- The paper introduces linguistic confidence (LC) by employing hedging language to naturally express uncertainty and proposes a lightweight mapper to convert these expressions into confidence scores.
- The methodology features a novel dataset and evaluation through metrics like ECE and AUROC, demonstrating improved calibration and discriminability compared to traditional approaches.
- Fine-tuning with LoRA further refines LC, underscoring its potential to enhance trust and reliability in human-AI interactions.

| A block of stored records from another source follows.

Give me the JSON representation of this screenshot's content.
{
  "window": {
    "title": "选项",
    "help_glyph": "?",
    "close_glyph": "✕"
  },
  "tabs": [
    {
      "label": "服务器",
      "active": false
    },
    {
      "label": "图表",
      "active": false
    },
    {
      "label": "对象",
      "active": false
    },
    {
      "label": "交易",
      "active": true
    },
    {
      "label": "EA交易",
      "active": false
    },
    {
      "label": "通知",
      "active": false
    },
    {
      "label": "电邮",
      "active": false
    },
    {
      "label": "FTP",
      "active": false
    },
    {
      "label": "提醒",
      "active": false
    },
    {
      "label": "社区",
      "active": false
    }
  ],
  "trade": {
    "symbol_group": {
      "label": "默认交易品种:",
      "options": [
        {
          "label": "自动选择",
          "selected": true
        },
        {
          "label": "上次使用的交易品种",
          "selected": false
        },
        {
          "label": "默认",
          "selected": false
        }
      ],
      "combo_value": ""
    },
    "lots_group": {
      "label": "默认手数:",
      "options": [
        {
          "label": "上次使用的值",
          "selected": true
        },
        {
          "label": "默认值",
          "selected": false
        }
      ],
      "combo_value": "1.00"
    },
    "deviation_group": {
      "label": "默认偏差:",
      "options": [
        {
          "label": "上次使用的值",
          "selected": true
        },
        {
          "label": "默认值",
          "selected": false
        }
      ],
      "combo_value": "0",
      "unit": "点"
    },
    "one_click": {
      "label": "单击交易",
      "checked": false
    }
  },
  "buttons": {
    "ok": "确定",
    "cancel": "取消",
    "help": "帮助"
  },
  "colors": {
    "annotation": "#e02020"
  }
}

Can LLMs Express Uncertainty Like Humans?
Introduction
The paper "Can LLMs Express Uncertainty Like Human?" (2509.24202) explores the critical aspect of expressing uncertainty in LLMs. Given their widespread application in domains such as education, healthcare, and law, the importance of reliable confidence estimation is paramount. The paper addresses the challenges posed by current methods: hidden logits, computational expense of multi-sampling, and the unnatural delivery of numerical uncertainty. It advocates for 'Linguistic Confidence' (LC), where models utilize hedging language, aligning closer with human communication.
Background and Motivation
Existing approaches to LLM uncertainty estimation either require inaccessible internal logits or resort to computationally intensive sampling techniques. Verbalized numerical scoring, although direct, deviates from natural communication. The paper revisits LC as a promising alternative. It introduces a diverse dataset and a lightweight mapping technique for converting hedging language into pragmatic confidence scores—a strategy with minimal computational cost and significant scalability.
The paper emphasizes the significance of calibrating machine responses through LC, thereby facilitating enhanced trust and accuracy in human-AI interactions.
Methodology
The research consists of several key contributions:
- Dataset Construction: The authors compile a novel dataset of hedging expressions with human-annotated confidence scores, allowing for robust evaluation of LLM confidence mapping capabilities.
Figure 1: An illustration of the benchmark building process.
- Lightweight Mapper: They propose a near-zero-cost mapper to translate hedging language into confidence scores, bypassing the expensive API costs associated with commercial LLMs.
- Comprehensive Evaluation: The paper systematically analyzes LC across state-of-the-art LLMs and various QA benchmarks, highlighting both calibration (ECE) and discriminability (AUROC).
- Fine-tuning Framework: An innovative framework is suggested to enhance LC reliability through supervised fine-tuning, further refining LLM's capacity to convey uncertainty naturally.
Results
The empirical results reveal several insights:
Discussion and Implications
The paper underscores the transformative potential of LC in aligning LLM responses with human expectations of uncertainty. It suggests that hedging language not only enhances user trust but also offers a computationally efficient alternative to traditional confidence estimation methods. The research sets the stage for future exploration into more nuanced LC mappings and diversifying applications to multimodal and reasoning contexts.
Ultimately, the findings advocate for increased attention to human-centered approaches in AI system design, with LC serving as a viable path towards more transparent and trustworthy AI interactions.
Conclusion
This paper presents strong evidence that LLMs, when guided appropriately, can express uncertainty in ways that resonate with human communication habits. The advancements in datamapping and fine-tuning methodologies bolster the effectiveness of LC, paving the way for more human-aligned AI systems that can be deployed in sensitive and decision-critical applications. Further research is anticipated to expand these findings, enriching the dialogue between AI systems and their human users.